According to the company, it designed the experiment to learn more, in a unique microgravity environment, about the bacteria that affect oral and overall health.
The experiment will travel to the orbiting laboratory aboard SpaceX’s twenty-second commercial resupply services mission, contracted by NASA, in the Dragon spacecraft launching no earlier than June 3, 2021, from Kennedy Space Center in Florida.
“Colgate’s purpose is to reimagine a healthier future for all people, their pets, and the planet. We constantly strive to push the limits of research and development, and now we’re pushing even further, into space,” said Pat Verduin, chief technology officer at Colgate-Palmolive.
“Our unique partnership with ISS National Lab and the University of Nevada-Las Vegas (UNLV) will help us go beyond what’s expected, beyond what’s known, and even beyond our planet to test and accelerate the science of oral health,” Verduin said.
The on-board experiment is designed to learn more about the growth and metabolism of oral biofilms, which take the form of dental plaque in our mouths and can lead to cavities and gum disease.
To conduct the experiment on the ISS, the crew will use microfluidic devices developed by faculty from the College of Engineering at UNLV and Colgate’s microbiologists to simulate bacterial growth on a tooth-like surface.
After more than a month of exposure to microgravity, the devices will be returned to Earth aboard the SpaceX Dragon spacecraft, and Colgate’s scientists will analyze and compare results to matching control experiments conducted on the ground.

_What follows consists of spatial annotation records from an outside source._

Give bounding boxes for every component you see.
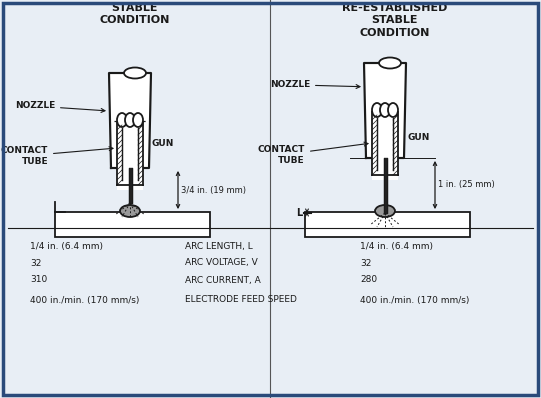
Bar (372, 110, 398, 180)
Polygon shape (364, 63, 406, 158)
Text: GUN: GUN (152, 139, 174, 148)
Text: 32: 32 (360, 258, 371, 267)
Text: CONTACT
TUBE: CONTACT TUBE (258, 142, 368, 165)
Text: ARC VOLTAGE, V: ARC VOLTAGE, V (185, 258, 258, 267)
Text: ARC LENGTH, L: ARC LENGTH, L (185, 242, 253, 250)
Text: L: L (296, 207, 302, 217)
Ellipse shape (120, 205, 140, 217)
Text: 1 in. (25 mm): 1 in. (25 mm) (438, 181, 495, 189)
Ellipse shape (388, 103, 398, 117)
Ellipse shape (379, 57, 401, 68)
Text: RE-ESTABLISHED
STABLE
CONDITION: RE-ESTABLISHED STABLE CONDITION (342, 3, 448, 38)
Text: GUN: GUN (407, 133, 430, 142)
Ellipse shape (372, 103, 382, 117)
Text: 400 in./min. (170 mm/s): 400 in./min. (170 mm/s) (360, 295, 470, 304)
Text: NOZZLE: NOZZLE (15, 101, 105, 112)
Ellipse shape (117, 113, 127, 127)
Text: 400 in./min. (170 mm/s): 400 in./min. (170 mm/s) (30, 295, 140, 304)
Text: CONTACT
TUBE: CONTACT TUBE (1, 146, 113, 166)
Text: 1/4 in. (6.4 mm): 1/4 in. (6.4 mm) (30, 242, 103, 250)
Ellipse shape (125, 113, 135, 127)
Ellipse shape (124, 68, 146, 78)
Bar (55, 212, 210, 237)
Text: STABLE
CONDITION: STABLE CONDITION (100, 3, 170, 25)
Text: ELECTRODE FEED SPEED: ELECTRODE FEED SPEED (185, 295, 297, 304)
Text: 310: 310 (30, 275, 47, 285)
Text: NOZZLE: NOZZLE (270, 80, 360, 89)
Text: 280: 280 (360, 275, 377, 285)
Ellipse shape (375, 205, 395, 217)
Bar (117, 120, 143, 190)
Ellipse shape (380, 103, 390, 117)
Text: ARC CURRENT, A: ARC CURRENT, A (185, 275, 261, 285)
Bar (305, 212, 470, 237)
Text: 1/4 in. (6.4 mm): 1/4 in. (6.4 mm) (360, 242, 433, 250)
Text: 32: 32 (30, 258, 41, 267)
Ellipse shape (133, 113, 143, 127)
Text: 3/4 in. (19 mm): 3/4 in. (19 mm) (181, 185, 246, 195)
Polygon shape (109, 73, 151, 168)
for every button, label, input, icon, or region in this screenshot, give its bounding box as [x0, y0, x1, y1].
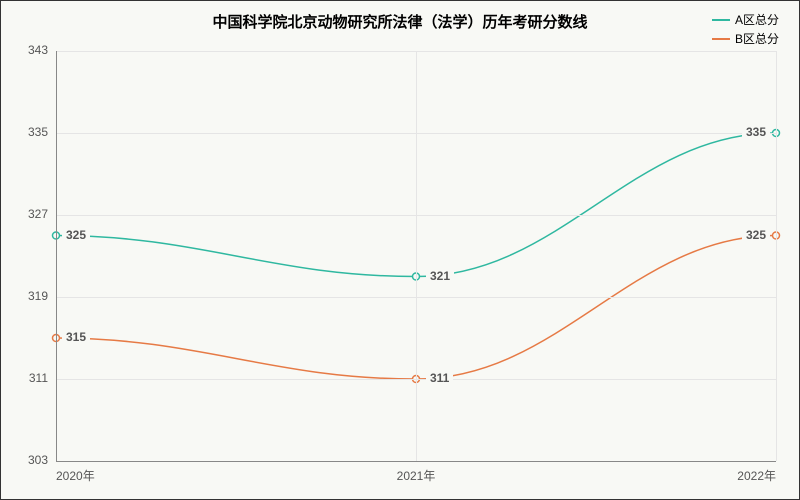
- data-label: 311: [426, 371, 453, 385]
- y-tick-label: 303: [8, 453, 48, 467]
- legend: A区总分 B区总分: [712, 11, 779, 49]
- x-tick-label: 2022年: [696, 467, 776, 484]
- legend-label-a: A区总分: [735, 11, 779, 28]
- data-label: 325: [62, 228, 90, 242]
- y-axis: [56, 51, 57, 461]
- data-label: 315: [62, 330, 90, 344]
- y-tick-label: 343: [8, 43, 48, 57]
- grid-line: [776, 51, 777, 461]
- legend-label-b: B区总分: [735, 30, 779, 47]
- legend-swatch-a: [712, 19, 730, 21]
- legend-item-a: A区总分: [712, 11, 779, 28]
- plot-area: 3033113193273353432020年2021年2022年3253213…: [56, 51, 776, 461]
- x-tick-label: 2020年: [56, 467, 136, 484]
- x-axis: [56, 461, 776, 462]
- x-tick-label: 2021年: [376, 467, 456, 484]
- y-tick-label: 311: [8, 371, 48, 385]
- legend-item-b: B区总分: [712, 30, 779, 47]
- legend-swatch-b: [712, 38, 730, 40]
- data-label: 321: [426, 269, 454, 283]
- y-tick-label: 335: [8, 125, 48, 139]
- data-label: 335: [742, 125, 770, 139]
- y-tick-label: 319: [8, 289, 48, 303]
- grid-line: [416, 51, 417, 461]
- chart-container: 中国科学院北京动物研究所法律（法学）历年考研分数线 A区总分 B区总分 303 3…: [0, 0, 800, 500]
- y-tick-label: 327: [8, 207, 48, 221]
- data-label: 325: [742, 228, 770, 242]
- chart-title: 中国科学院北京动物研究所法律（法学）历年考研分数线: [1, 11, 799, 32]
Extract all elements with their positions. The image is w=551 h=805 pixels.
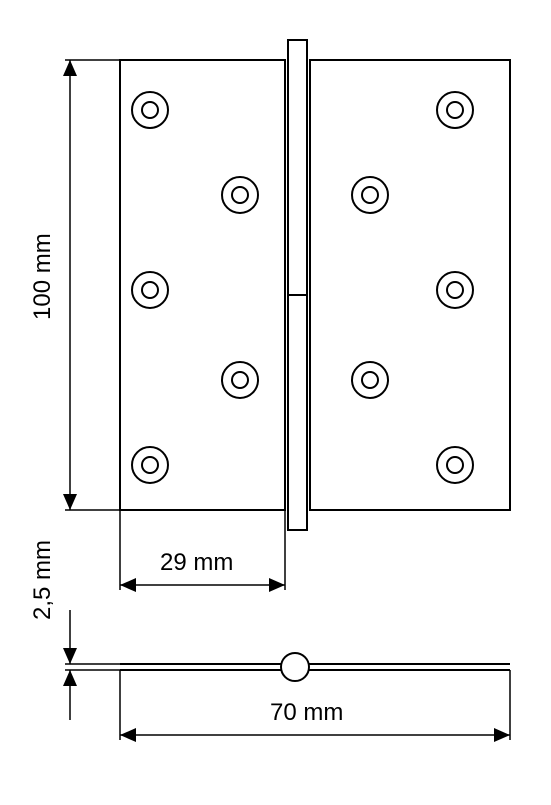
dim-height-label: 100 mm [29,233,56,320]
hinge-technical-drawing: 100 mm 29 mm 2,5 mm 70 mm [0,0,551,805]
dim-full-width-label: 70 mm [270,699,343,726]
dim-leaf-width-label: 29 mm [160,549,233,576]
dim-thickness-label: 2,5 mm [29,540,56,620]
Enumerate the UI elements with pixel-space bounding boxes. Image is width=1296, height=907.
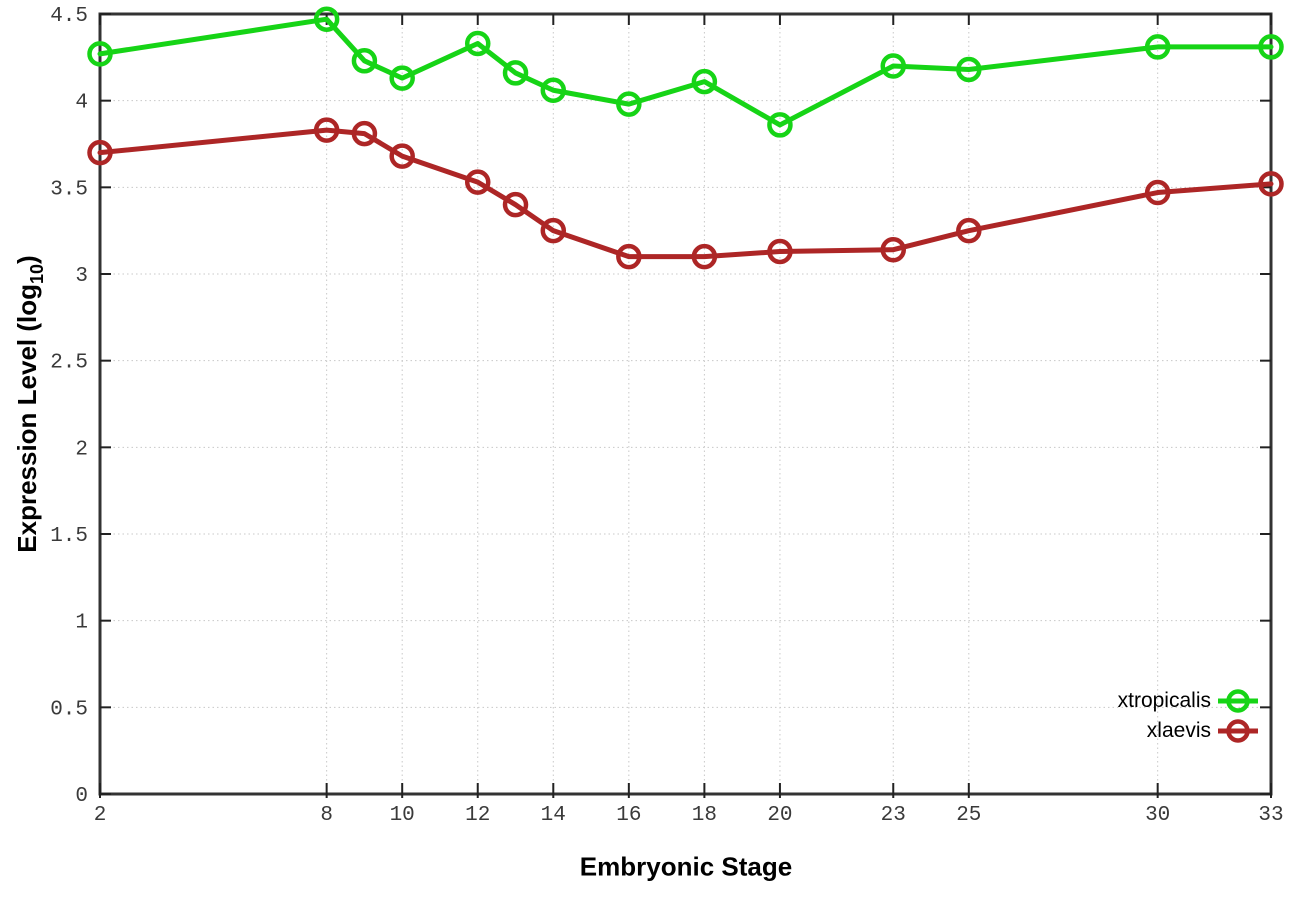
data-point-xtropicalis <box>389 65 415 91</box>
x-tick-label: 33 <box>1258 804 1283 827</box>
data-point-xtropicalis <box>351 48 378 74</box>
y-axis-title-close: ) <box>12 255 42 264</box>
data-point-xtropicalis <box>87 41 113 67</box>
data-point-xlaevis <box>691 243 718 270</box>
series-line-xlaevis <box>97 127 1274 260</box>
x-tick-label: 10 <box>390 804 415 827</box>
plot-border <box>98 12 1273 796</box>
data-point-xlaevis <box>767 238 793 265</box>
x-tick-label: 12 <box>465 804 490 827</box>
data-point-xlaevis <box>956 217 982 244</box>
x-tick-label: 8 <box>320 804 333 827</box>
data-point-xlaevis <box>1144 179 1171 206</box>
data-point-xlaevis <box>616 243 642 270</box>
legend-item-xlaevis: xlaevis <box>1147 716 1258 746</box>
y-tick-label: 1.5 <box>50 525 88 548</box>
x-tick-label: 25 <box>956 804 981 827</box>
data-point-xtropicalis <box>464 30 491 57</box>
data-point-xtropicalis <box>1258 34 1284 60</box>
data-point-xlaevis <box>1258 171 1284 197</box>
data-point-xtropicalis <box>691 68 718 95</box>
y-axis-title-subscript: 10 <box>27 263 47 284</box>
y-axis-title-text: Expression Level (log <box>12 283 42 553</box>
y-tick-label: 2.5 <box>50 352 88 375</box>
series-line-xtropicalis <box>97 16 1274 128</box>
data-point-xlaevis <box>502 191 529 218</box>
x-axis-title: Embryonic Stage <box>579 851 793 882</box>
data-point-xlaevis <box>389 143 415 169</box>
y-tick-label: 0.5 <box>50 698 88 721</box>
legend: xtropicalis xlaevis <box>1118 686 1258 746</box>
x-tick-label: 30 <box>1145 804 1170 827</box>
x-tick-label: 20 <box>767 804 792 827</box>
y-tick-label: 2 <box>75 438 88 461</box>
data-point-xlaevis <box>540 217 567 244</box>
data-point-xlaevis <box>87 139 113 166</box>
y-tick-label: 1 <box>75 612 88 635</box>
legend-item-xtropicalis: xtropicalis <box>1118 686 1258 716</box>
data-point-xtropicalis <box>502 60 529 86</box>
y-tick-label: 4.5 <box>50 5 88 28</box>
y-tick-label: 0 <box>75 785 88 808</box>
data-point-xtropicalis <box>880 53 907 79</box>
y-axis-title: Expression Level (log10) <box>12 255 48 552</box>
x-tick-label: 16 <box>616 804 641 827</box>
y-tick-label: 3.5 <box>50 178 88 201</box>
data-point-xlaevis <box>464 169 491 195</box>
legend-marker-xtropicalis <box>1218 689 1258 713</box>
data-point-xtropicalis <box>540 77 567 104</box>
legend-label-xlaevis: xlaevis <box>1146 719 1211 742</box>
x-tick-label: 14 <box>541 804 566 827</box>
y-tick-label: 3 <box>75 265 88 288</box>
legend-label-xtropicalis: xtropicalis <box>1117 689 1211 712</box>
x-tick-label: 23 <box>881 804 906 827</box>
data-point-xtropicalis <box>956 56 982 83</box>
data-point-xtropicalis <box>767 112 793 138</box>
data-point-xlaevis <box>313 117 340 143</box>
y-tick-label: 4 <box>75 92 88 115</box>
data-point-xtropicalis <box>313 6 340 32</box>
x-tick-label: 18 <box>692 804 717 827</box>
data-point-xtropicalis <box>616 91 642 117</box>
data-point-xlaevis <box>880 236 907 263</box>
x-tick-label: 2 <box>94 804 107 827</box>
data-point-xlaevis <box>351 120 378 147</box>
legend-marker-xlaevis <box>1218 719 1258 743</box>
data-point-xtropicalis <box>1144 34 1171 60</box>
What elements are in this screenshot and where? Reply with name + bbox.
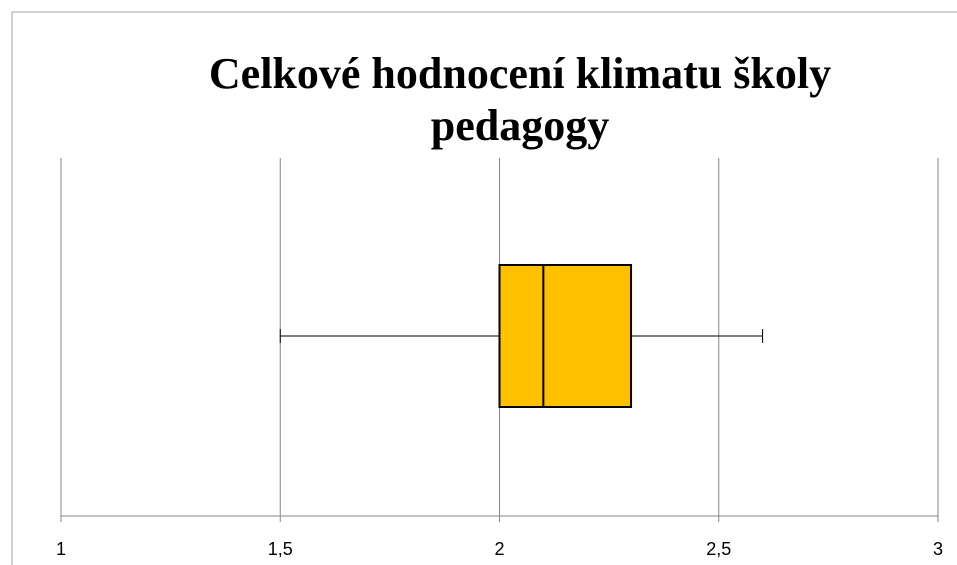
box (498, 264, 633, 408)
x-tick-label: 1 (56, 539, 66, 559)
x-tick-label: 2,5 (706, 539, 731, 559)
chart-border (11, 11, 957, 565)
chart-title-line: pedagogy (431, 101, 609, 150)
chart-title-line: Celkové hodnocení klimatu školy (209, 49, 831, 98)
x-tick-label: 3 (933, 539, 943, 559)
x-tick-label: 1,5 (268, 539, 293, 559)
x-tick-label: 2 (494, 539, 504, 559)
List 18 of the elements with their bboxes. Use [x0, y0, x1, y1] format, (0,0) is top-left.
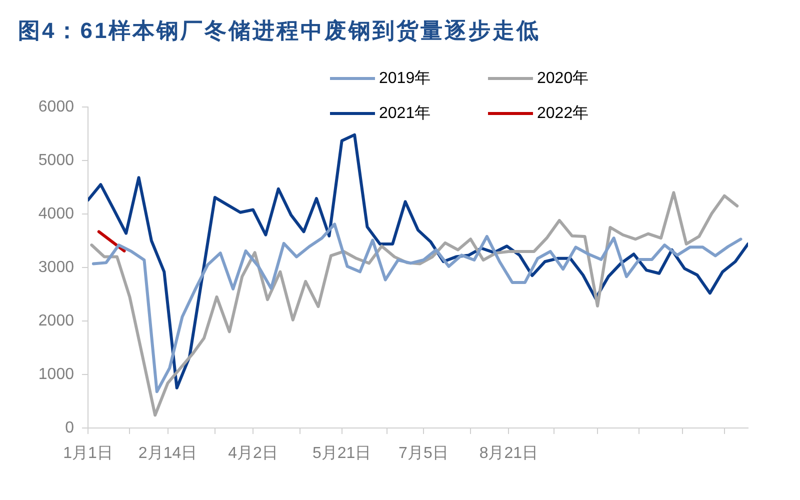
x-tick-label: 2月14日 [138, 445, 198, 462]
y-tick-label: 0 [65, 419, 74, 436]
chart-title: 图4：61样本钢厂冬储进程中废钢到货量逐步走低 [18, 17, 541, 45]
legend-label: 2020年 [537, 69, 589, 89]
x-tick-label: 1月1日 [63, 445, 113, 462]
legend-label: 2019年 [379, 69, 431, 89]
y-tick-label: 3000 [38, 258, 74, 276]
y-tick-label: 5000 [38, 152, 74, 169]
legend-label: 2021年 [379, 104, 431, 124]
x-tick-label: 7月5日 [398, 445, 448, 462]
x-tick-label: 8月21日 [479, 445, 538, 462]
y-tick-label: 4000 [38, 205, 74, 222]
y-tick-label: 1000 [38, 366, 74, 383]
legend-label: 2022年 [537, 104, 589, 124]
x-tick-label: 4月2日 [228, 445, 278, 462]
x-tick-label: 5月21日 [312, 445, 372, 462]
y-tick-label: 6000 [38, 98, 74, 116]
y-tick-label: 2000 [38, 312, 74, 330]
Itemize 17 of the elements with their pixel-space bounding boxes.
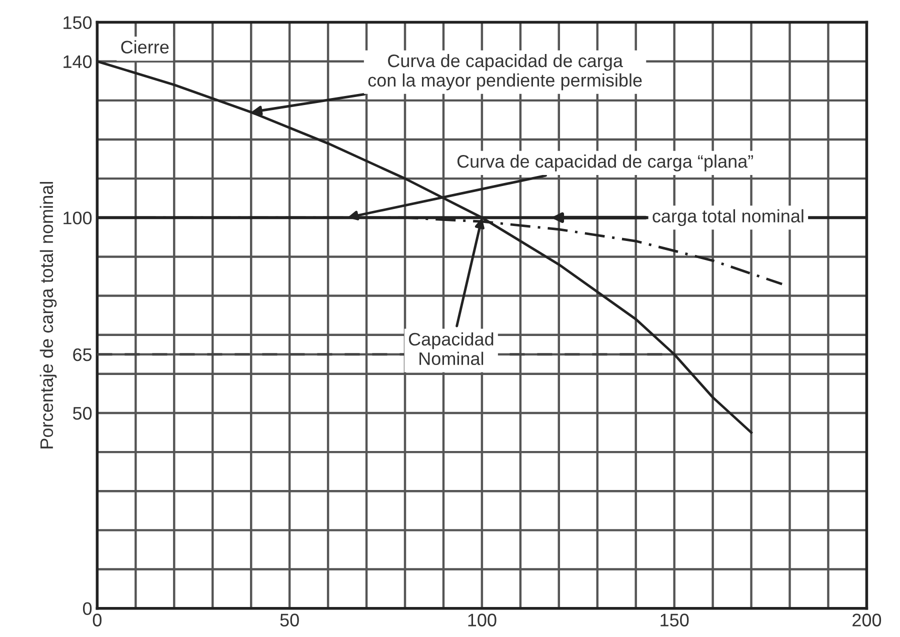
y-tick-label: 150 xyxy=(64,16,92,30)
y-tick-label: 0 xyxy=(83,602,92,616)
ref-line-label: carga total nominal xyxy=(652,209,804,226)
annotation: Curva de capacidad de carga con la mayor pendiente permisible xyxy=(368,54,642,90)
y-tick-label: 65 xyxy=(73,348,92,362)
x-tick-label: 0 xyxy=(92,614,102,626)
y-tick-label: 100 xyxy=(64,212,92,224)
y-axis-title: Porcentaje de carga total nominal xyxy=(40,182,57,448)
annotation: Curva de capacidad de carga “plana” xyxy=(457,154,753,172)
y-tick-label: 140 xyxy=(64,55,92,68)
x-tick-label: 100 xyxy=(468,614,496,626)
annotation: Capacidad Nominal xyxy=(408,332,494,366)
x-tick-label: 200 xyxy=(852,614,882,626)
x-tick-label: 50 xyxy=(280,614,299,626)
annotation: Cierre xyxy=(121,40,169,54)
x-tick-label: 150 xyxy=(660,614,689,626)
y-tick-label: 50 xyxy=(72,406,92,420)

“This upcoming SpaceX mission to resupply the space station with critical supplies also includes research that brings value to our nation and enables a robust market in low Earth orbit,” said Dr. Michael Roberts, interim chief scientist, on behalf of the ISS National Lab.
“We welcome Colgate to the space station research community and hope this is the first of many successful investigations launched by the company’s scientists to the unique environment of the orbiting laboratory,” Roberts said.
Colgate expects the results of the mission to benefit more than half of the world’s population in the next five to 10 years as it looks for new ways to create more effective therapies to fight disease, cavities, and anything that threatens oral health, the company said.
This is the first of several research projects in space that Colgate has planned in partnership with the ISS National Lab.
“This is one small step towards advancing oral health, and one giant leap towards furthering Colgate’s research and development centered around smart health solutions,” said Verduin.